That’s the question I felt the Lord asking me this week when I learned that a dear friend, Shari, was now considered “terminally” ill.
I kept thinking about the time she prepared a full Passover meal for our small group (which she and Rick were a part of) and the impact it made on all of us as she revealed Yeshua in every element. I doubt anyone present that evening will ever forget it. I also thought of the time she did something similar in our Adult Bible Study at CRCC on Easter Sunday 2008. (see pics below)
As I continued to think of the many ways her life has blessed mine (and so many others) I found myself hoping that she knew these things for herself. The epiphany that my hope could become a reality soon followed… and I began to write.
I’ll be honest. I have naively presumed that those who are terminally ill probably don’t want to be reminded of it (as if they could forget it) so it’s easier to just keep a “happy face” and talk about anything and everything except the illness and what lies ahead. Not this time.

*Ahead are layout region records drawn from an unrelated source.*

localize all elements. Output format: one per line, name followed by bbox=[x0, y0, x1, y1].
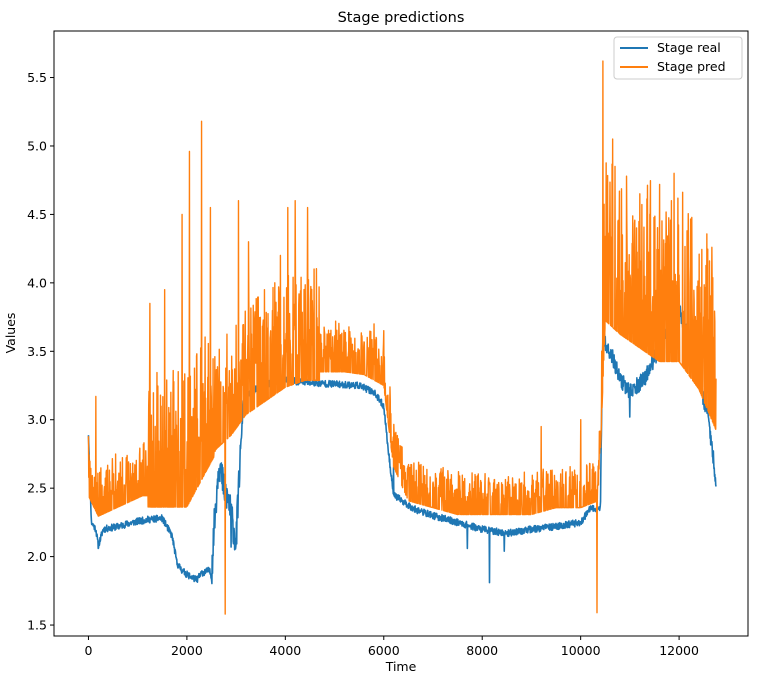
chart-title: Stage predictions bbox=[338, 10, 465, 26]
series-line-stage-real bbox=[87, 302, 717, 585]
legend-label-stage-real: Stage real bbox=[657, 40, 721, 55]
series-line-stage-pred bbox=[87, 60, 717, 615]
series-layer bbox=[87, 60, 717, 615]
x-tick-label: 4000 bbox=[269, 643, 301, 658]
x-tick-label: 8000 bbox=[466, 643, 498, 658]
plot-frame bbox=[53, 30, 749, 637]
legend-label-stage-pred: Stage pred bbox=[657, 59, 726, 74]
y-tick-label: 4.5 bbox=[27, 207, 47, 222]
y-tick-label: 5.0 bbox=[27, 138, 47, 153]
x-tick-label: 10000 bbox=[561, 643, 601, 658]
y-tick-label: 1.5 bbox=[27, 618, 47, 633]
y-tick-label: 3.5 bbox=[27, 344, 47, 359]
y-tick-label: 3.0 bbox=[27, 412, 47, 427]
x-tick-label: 6000 bbox=[368, 643, 400, 658]
y-tick-label: 2.0 bbox=[27, 549, 47, 564]
plot-area bbox=[53, 30, 749, 637]
legend: Stage real Stage pred bbox=[613, 36, 743, 80]
y-tick-label: 4.0 bbox=[27, 275, 47, 290]
y-axis-title: Values bbox=[3, 313, 18, 354]
y-tick-label: 5.5 bbox=[27, 70, 47, 85]
y-tick-label: 2.5 bbox=[27, 481, 47, 496]
x-tick-label: 0 bbox=[84, 643, 92, 658]
x-tick-label: 12000 bbox=[659, 643, 699, 658]
x-axis-title: Time bbox=[385, 659, 417, 674]
x-tick-label: 2000 bbox=[171, 643, 203, 658]
x-axis: 0 2000 4000 6000 8000 10000 12000 bbox=[84, 636, 699, 658]
y-axis: 1.5 2.0 2.5 3.0 3.5 4.0 4.5 5.0 5.5 bbox=[27, 70, 54, 633]
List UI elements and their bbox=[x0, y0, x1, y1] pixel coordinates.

The Lord helped me to see that there is, in fact, no better time to come alongside my sister and cheer her on to the finish line – to encourage her to finish strong – and to keep before her the living Word of the One whose face she’ll soon see.
Do I believe God could still perform a miracle in her body? Absolutely! And I pray for that believing it can happen — but the majority of my prayer time is spent asking that she would sense His presence and love for her in ways words cannot begin to express. In the meantime, I pray the words I can express will assure Shari that her life has made a very real difference in the lives of many and especially so for the Kingdom.
Although it feels a bit strange to share all of this, I do so only because I want to encourage anyone reading this to ask yourself the same question when faced with telling a loved one goodbye: Why Wait?